Für die Behandlung stehen unterschiedliche Medikamente bzw. Wirkstoffe zur Verfügung, deren Ziel es ist, schwere und lebensbedrohliche Blutungen zu verhindern und die Lebensqualität der Patienten zu verbessern. Dabei kommen unterschiedliche Behandlungsstrategien oftmals auch parallel zur Anwendung:
Durch Gabe von Thrombopoetin-Rezeptor-Agonisten (TPO-RA) kann die Neubildung von Thrombozyten im Knochenmark gefördert werden.
Mit ITP kann man in der Regel gut und einen weitgehend normalen Alltag leben. Für eine möglichst hohe Lebensqualität sollte man zum einen die ärztlichen Empfehlungen und die verordnete Therapie konsequent einhalten. Zum anderen kann ein gesunder Lebensstil wesentlich zum Wohlbefinden trotz Krankheit beitragen.

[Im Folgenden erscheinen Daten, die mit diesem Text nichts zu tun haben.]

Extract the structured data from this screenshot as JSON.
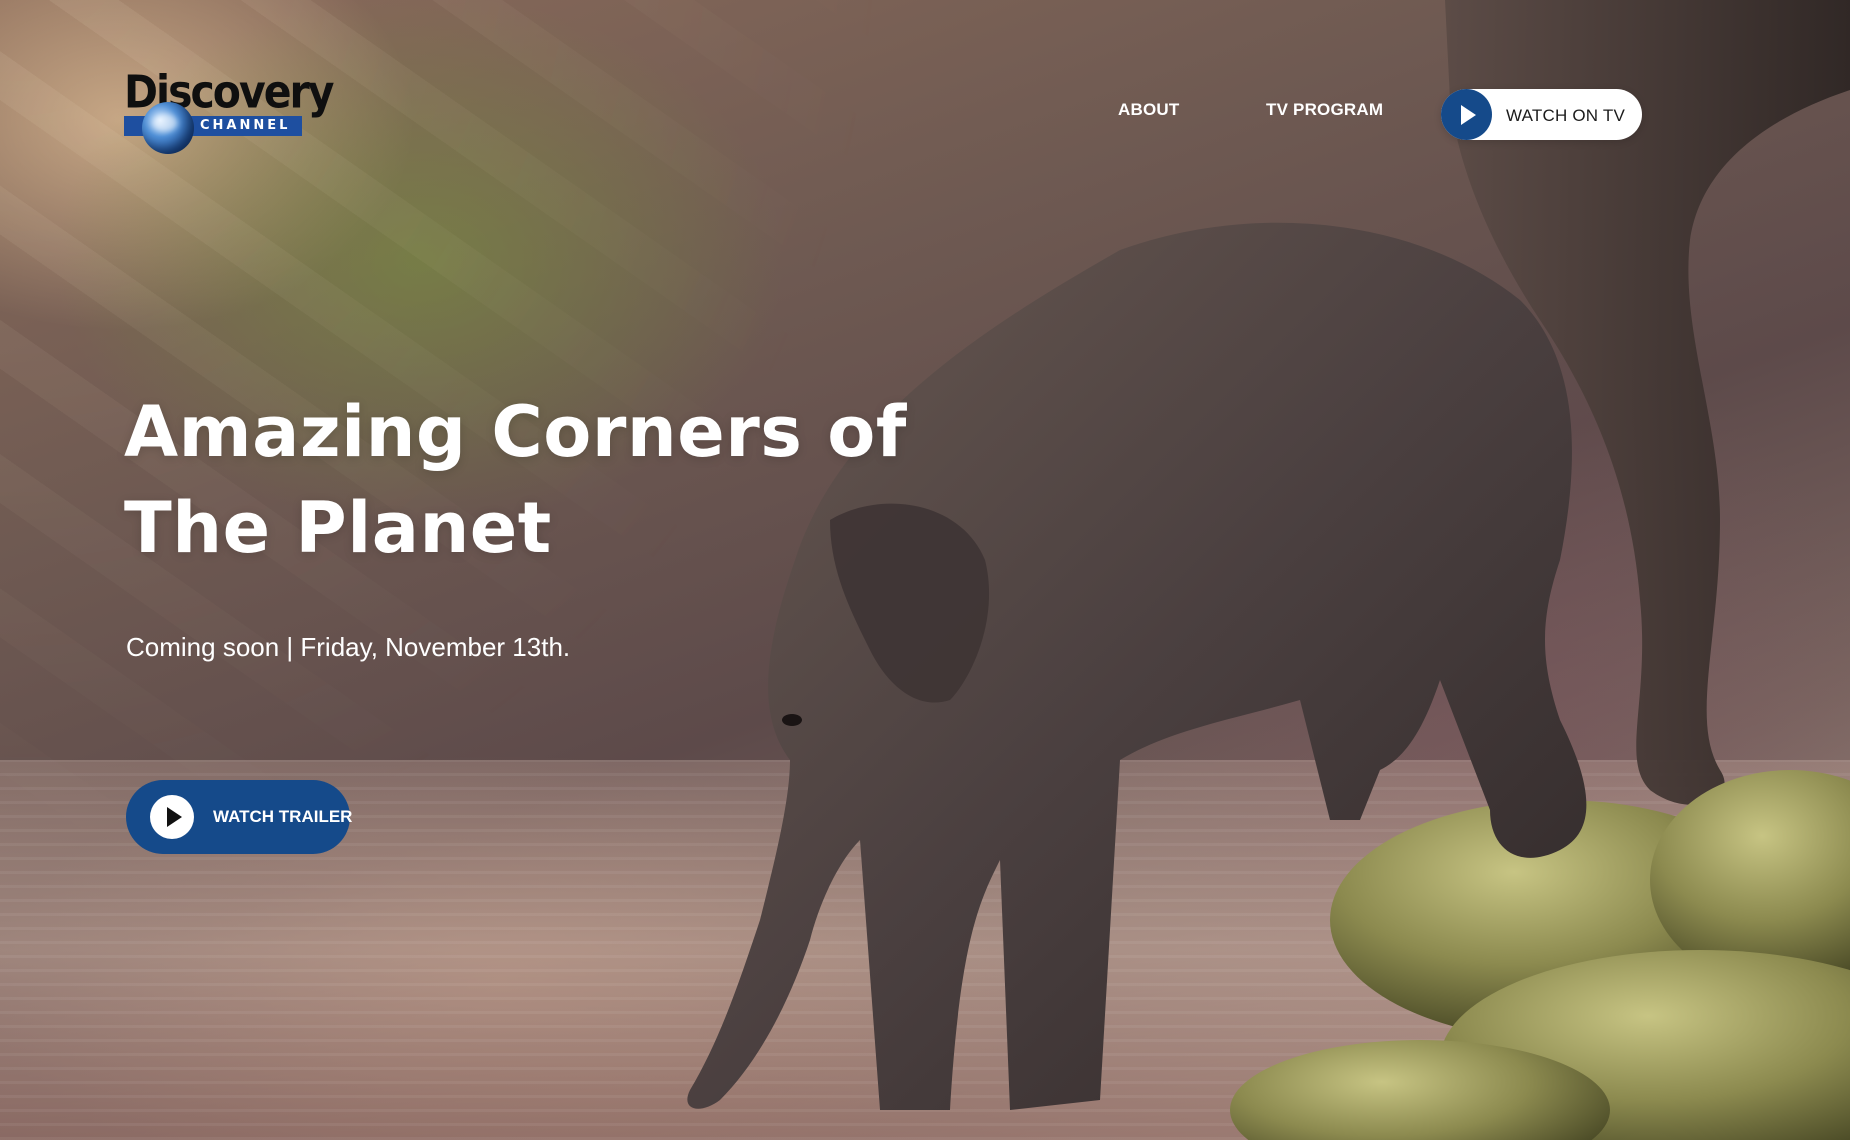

Dazu gehört eine gesunde, leicht verdauliche und energie- sowie eisenreiche Ernährung. Geeignete Sportarten sind unter anderem Wandern, Joggen, Fahrradfahren, Schwimmen, Tennis, Golf und Tanzen. Sportarten mit hohem Verletzungs- und Infektionsrisiko sind bei mittelstarker oder hoher Blutungsneigung nicht geeignet.
Einer beruflichen Karriere steht nichts im Weg, solange die Tätigkeit kein erhöhtes Verletzungs- und Infektionsrisiko mit sich bringt.
Starke physische und psychische Belastungen sollten vermieden werden. Bei einer gesundheitlichen Verschlechterung sind die Einhaltung längerer Pausen und mitunter auch Rehabilitationsmaßnahmen empfohlen. Es kann zudem eine Erwerbsminderungsrente angedacht werden.
Reisen können in Absprache mit dem Arzt und mit guter Vorbereitung problemlos unternommen werden. Dazu zählt, einen ausreichenden Vorrat an Medikamenten mit in den Urlaub zu nehmen, eine Reiseversicherung abzuschließen und auf eine adäquate Versorgung im Notfall sowie auf ausreichende hygienische und medizinische Standards am Urlaubsort zu achten. Aufgrund des erhöhten Infektionsrisikos ist je nach Reiseziel eine Impfung empfohlen.
Auch eine Schwangerschaft ist möglich, da ITP nicht erblich ist.